The thing I like most about writing plays is that a play is not just my story. Each play is a conversation, which I start when I write the script, but after that it gains the thoughts and opinions and talents of everyone else who touches it: directors, actors, designers, audience members, and more. Collaboration is what makes theatre special, and it’s a large part of why I keep writing. To have a conversation in a different language, though, and from half a world away, is a unique and special experience that I don’t think I ever would have expected to be so fun and fruitful. As a writer, I spend a lot of time in an office by myself, typing away, and so it’s hard to believe that some folks in South Korea would ever see those words, connect with them, and go to the trouble not just to translate them to a different language, but then to translate them to action, as well!
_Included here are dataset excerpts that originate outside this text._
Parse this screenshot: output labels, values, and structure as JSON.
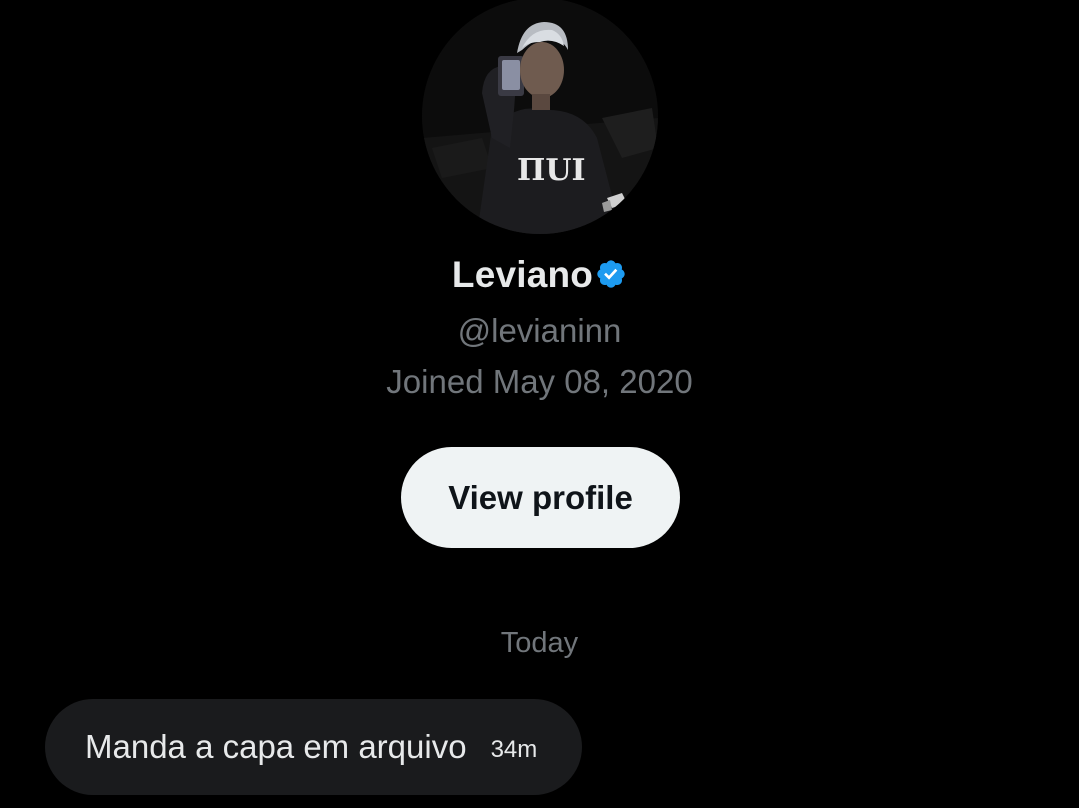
{
  "profile": {
    "name": "Leviano",
    "handle": "@levianinn",
    "joined": "Joined May 08, 2020",
    "verified_icon": "verified-badge-icon",
    "verified_color": "#1d9bf0"
  },
  "actions": {
    "view_profile_label": "View profile"
  },
  "conversation": {
    "date_separator": "Today",
    "messages": [
      {
        "text": "Manda a capa em arquivo",
        "time": "34m"
      }
    ]
  },
  "colors": {
    "background": "#000000",
    "primary_text": "#e7e9ea",
    "secondary_text": "#71767b",
    "button_bg": "#eff3f4",
    "bubble_bg": "#1a1b1d"
  }
}
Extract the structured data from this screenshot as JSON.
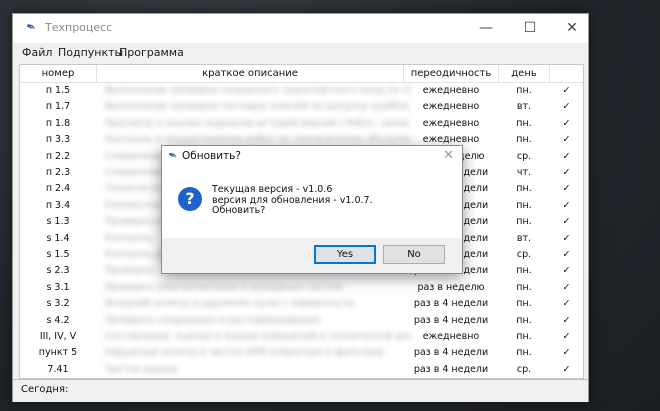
{
  "app": {
    "title": "Техпроцесс",
    "icon": "feather-icon"
  },
  "menu": [
    "Файл",
    "Подпункты",
    "Программа"
  ],
  "table": {
    "columns": [
      "номер",
      "краткое описание",
      "переодичность",
      "день",
      ""
    ],
    "rows": [
      {
        "num": "п 1.5",
        "desc": "Выполнение проверки сохранного транспортного конд по СПМ",
        "period": "ежедневно",
        "day": "пн.",
        "check": "✓"
      },
      {
        "num": "п 1.7",
        "desc": "Выполнение проверки тестовых ключей по выпуску ошибок",
        "period": "ежедневно",
        "day": "вт.",
        "check": "✓"
      },
      {
        "num": "п 1.8",
        "desc": "Просмотр и анализ журналов историй версий ( Работ, связи и",
        "period": "ежедневно",
        "day": "пн.",
        "check": "✓"
      },
      {
        "num": "п 3.3",
        "desc": "Контроль и осуществление работ по техническому обслуживанию",
        "period": "ежедневно",
        "day": "пн.",
        "check": "✓"
      },
      {
        "num": "п 2.2",
        "desc": "Сохранение базы данных",
        "period": "раз в неделю",
        "day": "ср.",
        "check": "✓"
      },
      {
        "num": "п 2.3",
        "desc": "Сохранение",
        "period": "раз в 4 недели",
        "day": "чт.",
        "check": "✓"
      },
      {
        "num": "п 2.4",
        "desc": "Техническое обслуживание",
        "period": "раз в 4 недели",
        "day": "пн.",
        "check": "✓"
      },
      {
        "num": "п 3.4",
        "desc": "Ежемесячный",
        "period": "раз в 4 недели",
        "day": "пн.",
        "check": "✓"
      },
      {
        "num": "s 1.3",
        "desc": "Проверка работоспособности",
        "period": "раз в 4 недели",
        "day": "пн.",
        "check": "✓"
      },
      {
        "num": "s 1.4",
        "desc": "Контроль",
        "period": "раз в 4 недели",
        "day": "вт.",
        "check": "✓"
      },
      {
        "num": "s 1.5",
        "desc": "Контроль работы",
        "period": "раз в 4 недели",
        "day": "ср.",
        "check": "✓"
      },
      {
        "num": "s 2.3",
        "desc": "Проверка",
        "period": "раз в 4 недели",
        "day": "пн.",
        "check": "✓"
      },
      {
        "num": "s 3.1",
        "desc": "Проверка электропитания и резервных систем",
        "period": "раз в неделю",
        "day": "пн.",
        "check": "✓"
      },
      {
        "num": "s 3.2",
        "desc": "Внешний осмотр и удаление пыли с поверхности",
        "period": "раз в 4 недели",
        "day": "пн.",
        "check": "✓"
      },
      {
        "num": "s 4.2",
        "desc": "Проверка соединения и растормаживания",
        "period": "раз в 4 недели",
        "day": "пн.",
        "check": "✓"
      },
      {
        "num": "III, IV, V",
        "desc": "Составление, оценка и анализ изменений в технической документации",
        "period": "ежедневно",
        "day": "пн.",
        "check": "✓"
      },
      {
        "num": "пункт 5",
        "desc": "Наружный осмотр и чистка АРМ оператора и фильтров",
        "period": "раз в 4 недели",
        "day": "пн.",
        "check": "✓"
      },
      {
        "num": "7.41",
        "desc": "Чистка экрана",
        "period": "раз в 4 недели",
        "day": "ср.",
        "check": "✓"
      }
    ]
  },
  "status": {
    "label": "Сегодня:"
  },
  "dialog": {
    "title": "Обновить?",
    "message_line1": "Текущая версия - v1.0.6",
    "message_line2": "версия для обновления - v1.0.7.",
    "message_line3": "Обновить?",
    "yes_label": "Yes",
    "no_label": "No",
    "icon": "question-icon"
  }
}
It’s the kind of experience that I fear may be once-in-a-lifetime, which is doubly heartbreaking considering that the birth of my son kept me from being able to come out and view the festival in person. Such a setback, though, just makes me all the more certain that I will do everything I can to make sure that it happens man times more, as much as possible, and that I’ll be there to see it (perhaps with the whole family!). Seeing the results of this festival, even just on a video screen, has made me think differently about the way that my work fits into the whole world, and the kinds of conversations that I’m able to have with it (as well as who I can have them with!).
I am especially glad that my chance to collaborate with all these artists came with a collection of short plays, which are some of my favorite things to write. A two-hour long play is like a long conversation over dinner; you are able to go very deep, but all the food has to be within a consistent palette, and you can never go too far astray. But with a short play, you can try the wackiest and craziest recipes that you want, and involve all the weird stuff you can think of. It’s a perfect opportunity to take a spark of creativity, capture it in a recipe, and give it to another collaborator to cook up. This festival took my recipes and did things I couldn’t have imagined with them. I never expected the joy of seeing some bobbing balloons bring a play about dinosaurs to life, or see real fireworks at the end of a play about two hobos trying to go to space. The use of environment, and space, and sheer raw theatricality were a delight to view and speak to the creators about, and I watched all the videos with a huge smile on my face, next to my wife and with my young son on my lap. Even in a different language, the heart of each piece shone through, and I saw new and stunning ideas coming through, which taught me about plays that I’d somehow thought I knew everything about already. It was fun, and surprising, and deeply deeply touching, and it pains me that I was not able to be there to see it all in person, but will cherish the memories that it gave to me.
Two hobos, Chester, a hobo, tries to send his friend Otis, another hobo, into the outer space. Otis, not willing to leave the Earth, fiercely resists to break free from the ‘spaceship’ yet in vain. A Sci-Fi Farce by Walt McGough.
The socks who became solo shares their story. Are we supposed to be in pairs or solos? We gently put on the stories of socks. Just like we wonder if theatre is supposed to be done in solo, or in pairs.
This performance is an adaptation of a play by Walt McGough, Two Socks Discuss Loss with the permission of the author.
10cm-large AI robotic cleaner sweeps up the house, continuously evolving through self-directed learning. The mighty robot, swallowing everything placed on the ground, threatens to clean up Kyle and Jennifer, the real source of garbage in the house. The couple, isolated on the sofa in trying to escape from the robot, realizes they are finally able to have a proper conversation at this moment where no civilization remains for them.